Ricordo di Antonio Saffioti, tornato al Padre nei giorni scorsi
Il giorno dopo, nelle situazioni normali, dovrebbe essere quello più difficile. Perché non c'è più quella dimensione comunitaria dei giorni dei funerali, fatta di sorrisi, sguardi, lacrime e bei ricordi da condividere. Il giorno dopo si volta pagina e bisogna tornare alla cosiddetta “normalità”. Quando siamo tutti più soli. Ma con Antonio, il giorno dopo, il giorno del ritorno al solito tran tran quotidiano, è quello più bello. Stamattina mi sono svegliato ricordando alcune parole, che ho utilizzato nella prefazione al libro che abbiamo scritto insieme ad Antonio un anno fa. Parlando di quella famiglia “ordinaria”, di papà Pino, di mamma Vittoria, della sorella Maria Rosaria. “I Saffioti's” (così mi piace chiamarli scherzosamente) manifestano nell'ordinario della vita lo straordinario di Dio”.

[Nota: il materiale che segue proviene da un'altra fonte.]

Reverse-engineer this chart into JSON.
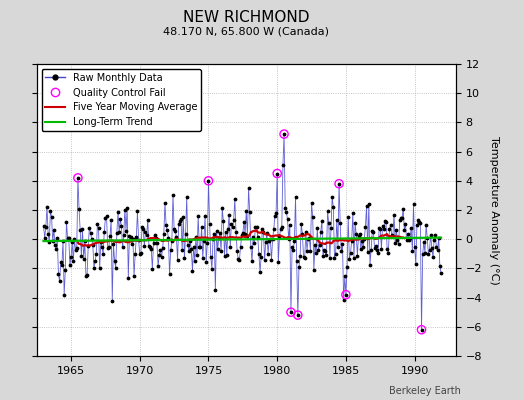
{
  "title": "NEW RICHMOND",
  "subtitle": "48.170 N, 65.800 W (Canada)",
  "ylabel": "Temperature Anomaly (°C)",
  "credit": "Berkeley Earth",
  "xlim": [
    1962.5,
    1993.0
  ],
  "ylim": [
    -8,
    12
  ],
  "yticks_right": [
    -8,
    -6,
    -4,
    -2,
    0,
    2,
    4,
    6,
    8,
    10,
    12
  ],
  "xticks": [
    1965,
    1970,
    1975,
    1980,
    1985,
    1990
  ],
  "background_color": "#d8d8d8",
  "plot_bg_color": "#ffffff",
  "raw_line_color": "#4444cc",
  "raw_marker_color": "#000000",
  "qc_fail_color": "#ff00ff",
  "moving_avg_color": "#cc0000",
  "trend_color": "#00bb00",
  "seed": 42,
  "n_months": 348,
  "start_year": 1963.0,
  "noise_std": 1.8
}
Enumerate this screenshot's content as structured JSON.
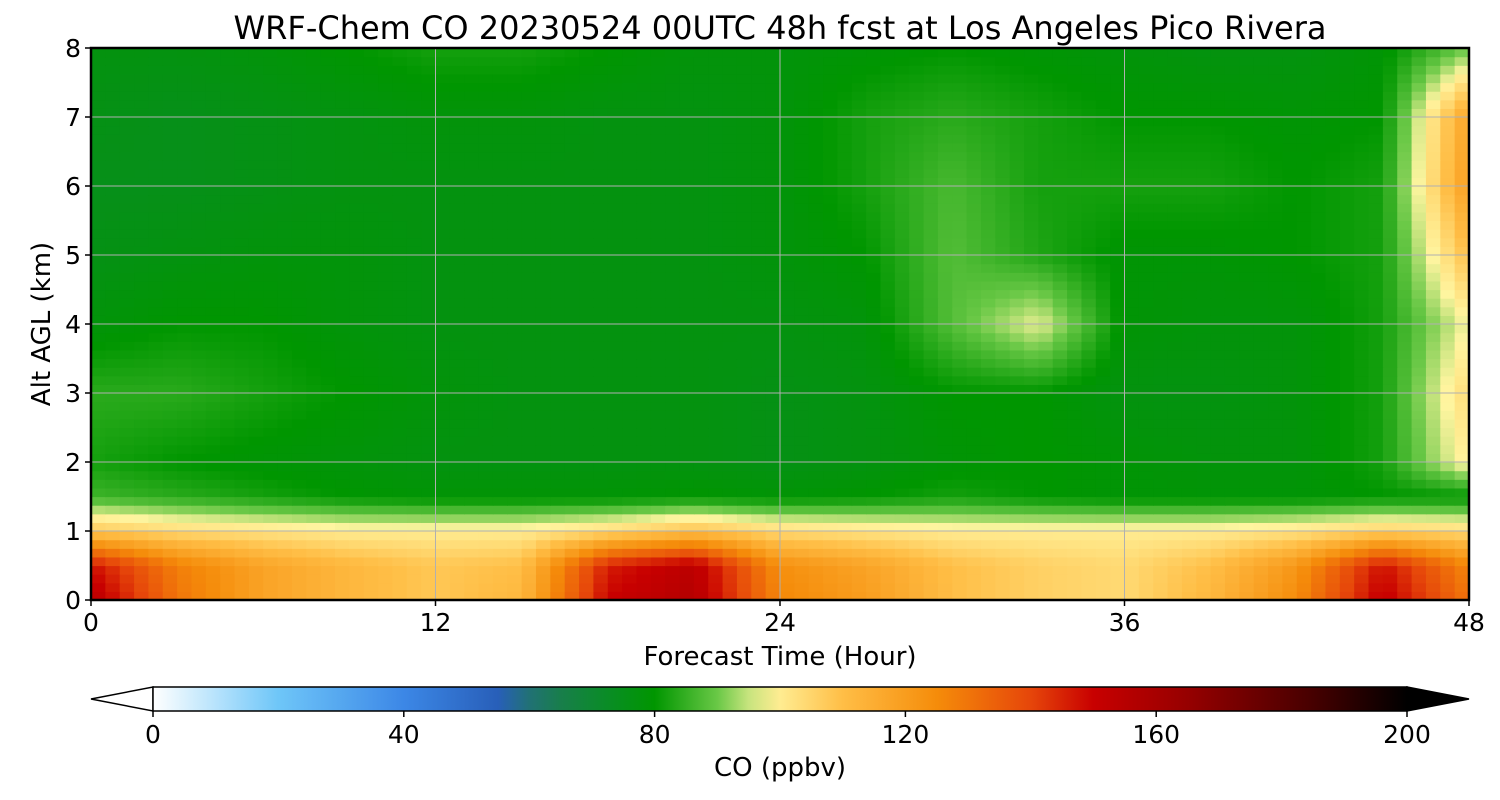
{
  "chart_data": {
    "type": "heatmap",
    "title": "WRF-Chem CO  20230524 00UTC 48h fcst at Los Angeles Pico Rivera",
    "xlabel": "Forecast Time (Hour)",
    "ylabel": "Alt AGL (km)",
    "xlim": [
      0,
      48
    ],
    "ylim": [
      0,
      8
    ],
    "x_ticks": [
      "0",
      "12",
      "24",
      "36",
      "48"
    ],
    "y_ticks": [
      "0",
      "1",
      "2",
      "3",
      "4",
      "5",
      "6",
      "7",
      "8"
    ],
    "grid": true,
    "colorbar": {
      "label": "CO  (ppbv)",
      "min": 0,
      "max": 200,
      "ticks": [
        "0",
        "40",
        "80",
        "120",
        "160",
        "200"
      ],
      "extend": "both",
      "orientation": "horizontal",
      "placement": "bottom"
    },
    "x_hours": [
      0,
      3,
      6,
      9,
      12,
      15,
      18,
      21,
      24,
      27,
      30,
      33,
      36,
      39,
      42,
      45,
      48
    ],
    "y_km": [
      0,
      0.5,
      1,
      1.5,
      2,
      3,
      4,
      5,
      6,
      7,
      8
    ],
    "co_ppbv": [
      [
        155,
        130,
        118,
        112,
        108,
        112,
        150,
        156,
        126,
        120,
        110,
        106,
        104,
        112,
        125,
        152,
        130
      ],
      [
        148,
        128,
        118,
        112,
        108,
        110,
        146,
        154,
        124,
        118,
        110,
        106,
        104,
        110,
        122,
        148,
        126
      ],
      [
        108,
        104,
        102,
        100,
        100,
        100,
        104,
        110,
        104,
        102,
        100,
        100,
        100,
        100,
        102,
        106,
        104
      ],
      [
        86,
        84,
        82,
        80,
        79,
        79,
        79,
        80,
        79,
        80,
        82,
        80,
        79,
        79,
        79,
        80,
        80
      ],
      [
        82,
        80,
        79,
        78,
        77,
        77,
        77,
        77,
        76,
        77,
        79,
        80,
        79,
        78,
        78,
        82,
        100
      ],
      [
        84,
        84,
        82,
        80,
        78,
        77,
        77,
        77,
        76,
        77,
        80,
        80,
        77,
        77,
        78,
        82,
        104
      ],
      [
        78,
        80,
        80,
        78,
        77,
        77,
        77,
        77,
        77,
        78,
        88,
        97,
        79,
        78,
        78,
        82,
        98
      ],
      [
        76,
        77,
        78,
        78,
        77,
        77,
        77,
        77,
        78,
        80,
        88,
        83,
        79,
        79,
        80,
        82,
        110
      ],
      [
        75,
        75,
        76,
        77,
        77,
        77,
        77,
        77,
        78,
        82,
        87,
        82,
        82,
        82,
        80,
        82,
        120
      ],
      [
        76,
        75,
        76,
        77,
        78,
        78,
        77,
        77,
        78,
        82,
        84,
        82,
        80,
        80,
        79,
        80,
        118
      ],
      [
        77,
        77,
        78,
        80,
        82,
        82,
        80,
        78,
        78,
        79,
        80,
        79,
        78,
        77,
        77,
        79,
        90
      ]
    ]
  }
}
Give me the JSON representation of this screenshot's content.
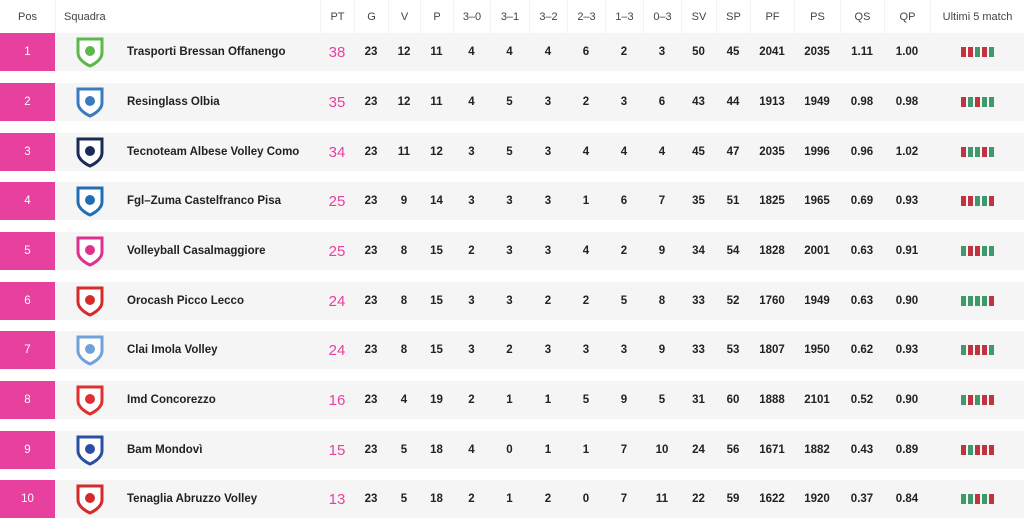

Lo straordinario nell'ordinario. É questa l'eredità di Antonio che oggi ci fa guardare avanti. La sua lezione di vita, la sua testimonianza fino alla fine, quella “buona battaglia” quotidiana per la vita condotta insieme alla sua famiglia ogni giorno, in ogni istante, in un cammino lungo 37 anni e proteso all'eternità. Antonio detestava tanto l'aggettivo “normale” quanto l'aggettivo “speciale”. A lui piaceva “lo straordinario nell'ordinario”. Che si manifesta nell'amore che porta una famiglia a diventare per 37 anni mani, gambe e piedi di un figlio. Che spinge una famiglia a volere sapere di più, a non accontentarsi di quell' “è sempre stato così” che uccide vita e speranza. Che, di fronte a immobilismi e menefreghismi, porta un padre a costruire una pedana perché non solo il proprio figlio ma qualsiasi altro ragazzo possa entrare a scuola dalla stessa porta attraverso la quale entravano tutti gli studenti oppure a realizzare una passerella per arrivare vicino al mare. L'ordinario di una pizza con gli amici, di un concerto, di un film, di un evento culturale, di una notte in spiaggia. L'ordinario di relazioni autentiche, mai ipocrite. L'ordinario, o almeno così dovrebbe essere, del tempo, della cura, dell'attenzione per l'altro. L'ordinario, o almeno così dovrebbe essere, di impegnarsi per la comunità per i diritti di tutti, per abbattere le barriere architettoniche e soprattutto mentali, per far sì che ciò che si è sperimentato sulla propria pelle diventi battaglia e traguardo di un'intera comunità.
Antonio è stato straordinario nelle cose ordinarie. Lo è stato insieme a Pino, Vittoria, Maria Rosaria. “Nell'ordinario lo straordinario di Dio”. Per questo oggi è il giorno più bello. Perché oggi tocca a noi.